Lejos de resolverse, el problema se ha agravado en las últimas semanas. Los agentes denuncian que trabajan con vehículos en condiciones lamentables, muchos de ellos deteriorados hasta el punto de comprometer su seguridad, mientras que la falta de medios obliga a exprimir al máximo los pocos recursos disponibles.
Según un comunicado de la AUGC Granada, algunos vehículos están operativos durante 24 horas continuadas, mientras que más de una veintena permanecen fuera de servicio en talleres o acuartelamientos. La razón principal es la falta de presupuesto para reparaciones básicas, como el cambio de neumáticos, lo que agrava la situación.

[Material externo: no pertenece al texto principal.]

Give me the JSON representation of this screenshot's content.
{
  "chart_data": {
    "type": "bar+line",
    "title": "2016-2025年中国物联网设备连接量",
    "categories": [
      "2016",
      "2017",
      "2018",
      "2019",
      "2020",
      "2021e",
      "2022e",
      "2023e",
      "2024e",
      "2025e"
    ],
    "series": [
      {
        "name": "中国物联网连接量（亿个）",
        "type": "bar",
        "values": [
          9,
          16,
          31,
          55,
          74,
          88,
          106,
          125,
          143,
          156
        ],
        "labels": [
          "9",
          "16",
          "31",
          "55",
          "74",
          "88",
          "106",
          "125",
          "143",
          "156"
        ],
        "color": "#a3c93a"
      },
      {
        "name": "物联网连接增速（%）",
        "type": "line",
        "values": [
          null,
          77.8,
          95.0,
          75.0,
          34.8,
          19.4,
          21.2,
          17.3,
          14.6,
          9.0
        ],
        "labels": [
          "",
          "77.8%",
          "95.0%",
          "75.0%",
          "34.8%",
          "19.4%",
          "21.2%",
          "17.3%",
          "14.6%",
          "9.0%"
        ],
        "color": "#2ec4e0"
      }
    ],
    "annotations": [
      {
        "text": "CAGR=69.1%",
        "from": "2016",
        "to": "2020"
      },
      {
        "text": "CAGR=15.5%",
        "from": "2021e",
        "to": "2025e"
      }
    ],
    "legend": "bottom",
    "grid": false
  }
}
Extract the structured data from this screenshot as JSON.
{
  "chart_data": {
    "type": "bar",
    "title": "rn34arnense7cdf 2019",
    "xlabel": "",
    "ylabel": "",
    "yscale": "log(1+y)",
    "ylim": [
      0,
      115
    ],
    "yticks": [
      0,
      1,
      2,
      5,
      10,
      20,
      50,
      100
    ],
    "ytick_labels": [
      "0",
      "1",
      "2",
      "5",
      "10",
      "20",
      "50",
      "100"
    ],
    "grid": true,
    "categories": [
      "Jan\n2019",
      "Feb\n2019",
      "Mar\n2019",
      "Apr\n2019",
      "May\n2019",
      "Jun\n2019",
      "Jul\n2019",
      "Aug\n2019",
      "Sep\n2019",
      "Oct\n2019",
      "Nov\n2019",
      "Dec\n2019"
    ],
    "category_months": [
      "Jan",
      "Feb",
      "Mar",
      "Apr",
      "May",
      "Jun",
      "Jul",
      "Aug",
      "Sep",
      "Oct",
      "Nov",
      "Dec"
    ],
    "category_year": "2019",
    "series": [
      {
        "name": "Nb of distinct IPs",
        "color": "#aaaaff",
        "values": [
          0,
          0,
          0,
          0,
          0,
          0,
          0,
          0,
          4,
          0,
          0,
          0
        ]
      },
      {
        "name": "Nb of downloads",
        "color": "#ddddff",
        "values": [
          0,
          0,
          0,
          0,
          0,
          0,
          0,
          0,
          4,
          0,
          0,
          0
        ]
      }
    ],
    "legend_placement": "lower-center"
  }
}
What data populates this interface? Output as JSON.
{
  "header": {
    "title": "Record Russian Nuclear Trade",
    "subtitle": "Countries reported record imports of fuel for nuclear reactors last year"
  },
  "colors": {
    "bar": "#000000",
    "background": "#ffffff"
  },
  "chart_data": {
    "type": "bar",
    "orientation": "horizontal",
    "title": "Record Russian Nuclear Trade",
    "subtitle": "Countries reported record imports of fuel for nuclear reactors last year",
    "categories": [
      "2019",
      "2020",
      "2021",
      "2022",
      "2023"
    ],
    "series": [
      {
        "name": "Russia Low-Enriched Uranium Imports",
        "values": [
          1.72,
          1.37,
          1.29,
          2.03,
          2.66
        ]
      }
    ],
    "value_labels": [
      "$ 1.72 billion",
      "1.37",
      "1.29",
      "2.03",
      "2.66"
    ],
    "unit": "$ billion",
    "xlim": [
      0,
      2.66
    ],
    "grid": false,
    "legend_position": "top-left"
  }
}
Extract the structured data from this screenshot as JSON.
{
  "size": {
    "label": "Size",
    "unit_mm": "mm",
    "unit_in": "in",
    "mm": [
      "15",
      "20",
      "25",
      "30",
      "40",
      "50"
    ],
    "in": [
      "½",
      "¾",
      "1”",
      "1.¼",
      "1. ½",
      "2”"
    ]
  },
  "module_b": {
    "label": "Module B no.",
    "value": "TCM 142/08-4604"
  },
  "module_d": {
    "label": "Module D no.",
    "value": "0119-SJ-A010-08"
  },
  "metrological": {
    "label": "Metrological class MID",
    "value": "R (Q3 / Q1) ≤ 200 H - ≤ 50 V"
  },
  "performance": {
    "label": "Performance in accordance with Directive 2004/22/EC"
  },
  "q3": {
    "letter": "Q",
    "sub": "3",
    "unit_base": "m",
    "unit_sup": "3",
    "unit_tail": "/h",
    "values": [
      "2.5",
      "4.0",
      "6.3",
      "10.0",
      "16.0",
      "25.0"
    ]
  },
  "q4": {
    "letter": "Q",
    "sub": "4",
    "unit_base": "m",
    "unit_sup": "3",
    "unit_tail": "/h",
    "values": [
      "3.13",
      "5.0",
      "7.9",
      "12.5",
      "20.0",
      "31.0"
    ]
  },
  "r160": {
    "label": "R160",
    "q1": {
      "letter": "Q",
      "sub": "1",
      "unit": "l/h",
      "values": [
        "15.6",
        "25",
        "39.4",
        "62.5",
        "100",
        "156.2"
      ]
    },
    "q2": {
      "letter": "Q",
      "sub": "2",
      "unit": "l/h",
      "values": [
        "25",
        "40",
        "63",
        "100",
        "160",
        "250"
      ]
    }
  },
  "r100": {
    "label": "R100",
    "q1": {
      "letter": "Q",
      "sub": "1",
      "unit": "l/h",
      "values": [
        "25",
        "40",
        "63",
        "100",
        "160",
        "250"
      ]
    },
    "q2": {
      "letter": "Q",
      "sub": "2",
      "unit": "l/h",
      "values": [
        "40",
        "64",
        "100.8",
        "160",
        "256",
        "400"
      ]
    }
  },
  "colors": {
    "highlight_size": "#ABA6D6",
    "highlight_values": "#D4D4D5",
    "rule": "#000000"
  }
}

La asociación también critica las "graves trabas burocráticas" que retrasan las reparaciones. Si el coste supera los 200 euros, la autorización del Ministerio de Hacienda puede demorar el arreglo durante meses, dejando muchos vehículos inmovilizados y reduciendo la ya limitada flota disponible. Esta carencia afecta directamente a los agentes de Seguridad Ciudadana y a la capacidad de atención inmediata a los ciudadanos.
“"A pesar de contar con personal suficiente, la falta de vehículos obliga a que las patrullas se realicen con cuatro o cinco agentes en un solo coche, en lugar de distribuirse en dos o tres patrullas operativas, reduciendo así la capacidad de respuesta en el territorio. Incluso, en algunos casos, los agentes se ven obligados a permanecer en el acuartelamiento por no disponer de medios con los que atender los requerimientos ciudadanos."
La AUGC Granada denuncia un "agravio comparativo" en la gestión de recursos, señalando que se han destinado alrededor de 2.400 euros en neumáticos para un vehículo de alta gama requisado, sin los mismos obstáculos administrativos. Este hecho es considerado una "tomadura de pelo" y una "falta de respeto" hacia los agentes que trabajan en condiciones precarias. La asociación exige una solución "inmediata", una inversión real y la asunción de responsabilidades ante lo que califican de "abandono institucional".